Senin, 28 Mei 2012

Teknologi Pendidikan Jarak Jauh Harus Dieksploitasi

Teknologi Pendidikan Jarak Jauh Harus Dieksploitasi

Ditulis pada 12 October 11
Negara-negara berbagai kawasan bisa saling berbagi pengalaman, terutama dalam perencanaan, pengembangan dan pengelolaan  dalam penyelenggaraan  sistem  pendidikan jarak jauh  dan terbuka atau yang dikenal dengan Open and Distance Learning (ODL).
ODL sendiri telah diterapkandi Indonesia, terutama oleh Universitas Terbuka (UT).  “Di UT, ada dua jejaring ODL yaitu jejaring  untuk pelayanan warga Negara Indonesia (WNI) di luar negeri  dan  networking.
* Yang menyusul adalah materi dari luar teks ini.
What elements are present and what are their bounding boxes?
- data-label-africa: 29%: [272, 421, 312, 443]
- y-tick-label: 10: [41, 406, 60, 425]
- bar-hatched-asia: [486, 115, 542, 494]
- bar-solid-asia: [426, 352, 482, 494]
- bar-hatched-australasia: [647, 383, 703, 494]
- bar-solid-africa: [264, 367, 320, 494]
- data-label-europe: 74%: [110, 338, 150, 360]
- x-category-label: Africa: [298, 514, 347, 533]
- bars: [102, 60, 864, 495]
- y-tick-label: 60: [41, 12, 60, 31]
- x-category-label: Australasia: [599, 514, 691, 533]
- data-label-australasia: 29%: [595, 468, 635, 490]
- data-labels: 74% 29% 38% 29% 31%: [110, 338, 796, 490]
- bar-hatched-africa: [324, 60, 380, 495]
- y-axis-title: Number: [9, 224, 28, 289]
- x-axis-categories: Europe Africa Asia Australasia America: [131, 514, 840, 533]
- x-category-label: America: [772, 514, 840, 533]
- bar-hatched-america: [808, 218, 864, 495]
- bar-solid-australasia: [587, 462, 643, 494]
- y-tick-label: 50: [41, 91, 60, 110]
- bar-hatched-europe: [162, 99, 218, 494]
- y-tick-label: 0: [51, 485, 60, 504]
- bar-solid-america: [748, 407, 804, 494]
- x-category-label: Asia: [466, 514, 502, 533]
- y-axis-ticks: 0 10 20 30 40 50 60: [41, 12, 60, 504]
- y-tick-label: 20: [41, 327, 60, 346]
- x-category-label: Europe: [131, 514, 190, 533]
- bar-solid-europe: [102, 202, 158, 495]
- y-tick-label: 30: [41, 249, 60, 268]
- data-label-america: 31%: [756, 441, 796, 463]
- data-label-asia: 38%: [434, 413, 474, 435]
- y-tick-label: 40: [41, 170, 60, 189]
UT sebagai pemain ODL, sehingga kami harus  aktif  dalam organisasi ODL di  manca negara,”  ungkap  Rektor Universitas Terbuka (UT), Tian Belawati, kepada BISKOM  di kampus UT Pondok Cabe,  Tangerang  (11/10),  saat menyampaikan hasil-hasil dari  International Council for Open and Distance Education (ICDE) World Conference ke-24.
Konferensi tingkat dunia  yang diikuti 700 delegasi dari 50 negara ini merupakan  agenda dua tahunan dari ICDE. Acara  yang digelar di  Nusa Dua, Bali, 2 – 5 Oktober lalu, bertemakan “Expanding Horizons – New Approaches to ODL” (Memperluas Cakrawala – Pendekatan Baru dalam ODL). Konferensi ini merupakan forum berbagi pengalaman, gagasan, dan strategi esensial dan praktis di kalangan komunitas sesama institusi dan praktisi  ODL .
Tian yang juga terpilih menjadi anggota eksekutif  komisi ICDE berharap agar organisasi internasional ODL memperhatikan  sistem ODL di negara-negara  berkembang seperti Indonesia dan Asia lainnya yang  infrastruktur backbone serat optic-nya masih  belum merata.
“Untuk akses broadband dan internet, Amerika Serikat dan Eropa memang  terdepan, sementara Asia Timur dan Asia Tenggara, seperti Korea Selatan, Jepang dan  China cukup sukses dengan pertumbuhan akses pita lebar ini,” sambungnya.
Tian mencontohkan, negara China itu  basis UT-nya adalah The China Central Radio dan TV University  yang sekarang sudah berganti nama menjadi The Open University of China.  Nmaun, meski infrastruktur TI-nya  sudah memadai, penetrasi broadband-nya masih sedikit dari total jumlah penduduknya.
“China memiliki kesamaan dengan Indonesia, dimana masyarakatnya belum semuanya siap ber-online ria walaupun infrastrukturnya sudah memadai.  Apalagi pengguna internet di Indonesia masih lebih banyak menggunakan ponsel dari pada perangkat lain,” tambahnya.
Sementara itu, Menteri Pendidikan Nasional  Muhammad Nuh mengatakan,  teknologi yang diterapkan dalam sistem  ODL harus dieksploitasi agar  memberikan nilai tambah  maksimal. Sebab, nilai standar pada teknologi ODL adalah koneksi dan transaksi.
“Perkembangan teknologi saat ini telah merevolusi, membantu kita dalam melakukan interaksi. Interaksi  terpusat  melalui portal dalam  konsep web 1.0 telah mengalami perubahan mendasar  menjadi  interaksi jejaring dalam konsep web 2.0 yang mengedepankan ruang terbuka bagi siapapun untuk berekspresi,” kata Nuh.
Menurutnya, konsep interaksi  jejaring atau kolaborasi merupakan nilai lanjutan dari tenknologi ODL, setelah koneksi dan transaksi. Implementasinya adalah sebuah sistem terbuka agar pembelajar memasukkan konten melalui tahapan evaluasi.
“Nilai kolaborasi ini akan menghasilkan konten yang beragam sehingga terjadilah konsep  pengajaran ideal, dimana pembelajar memperoleh  pelajaran sesuai dengan kebutuhan dan kemampuannya,” tambahnya.
Sehubungan dengan itu, Kementerian Diknas tengah mengembangkan Rumah Belajar  yaitu suatu sIstem berbagi  materi e-Pembelajaran yang mendukung ODL. Sistem tersebut dibuat dengan konsep partisipatif dan kolaboratif dengan menggunakan platform konten bersama (sharable content).
Nuh berharap,   rumah belajar  ini  akan menjadi program e-Pendidikan nasional  (National e-Education Gateway) agar terjadi hubungan antara pusat-pusat ODL di negara- negara lain dengan Indonesia dalam suatu jejaring ODL global.